Os caminhos tornam-se iguais, quando cobertos de neve. A Serra do Marrão, quando coberta fica diferente. Também, todas as serras ficam diferentes quando cobertas de manto branco. Se existe alguma coisa a relembrar quando vejo esta serra, estas memórias estão cada vez mais distantes. Tive o privilégio de ver a serra coberta de branco. Também tive esse privilégio quando ela não o estava. Ainda revejo, agora com alguma falta de nitidez, o quanto ela simbolizava... um manto "virgem". Algumas pégadas manchavam a palidez do manto criado.
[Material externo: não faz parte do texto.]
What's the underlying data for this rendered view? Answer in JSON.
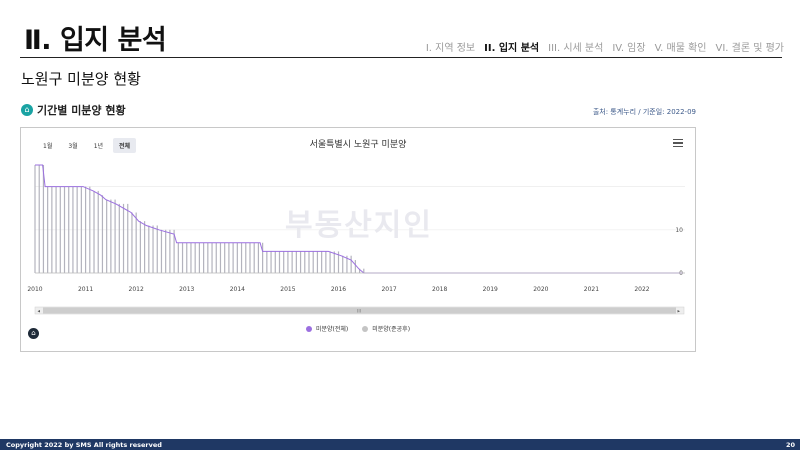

Por vezes associamos o branco a bons acontecimentos... um batizado, um casamento, uma flor dada por pura amizade (gosto de rosas brancas), outras vezes o branco, pela sua dureza e franca interpelação nos faz recordar momentos menos bons. Bem verdade aquele que diz que " no melhor pano cai a nódoa". Pano branco.
O que me sossega é que a neve derrete a cada vinda da Primavera. Se a neve volta, volta a memória. Quando passa, esquece-se por muitos mais neses que a sua breve presença.
Pois é, a Serra do Marrão é bela. Foi bela por breve instantes.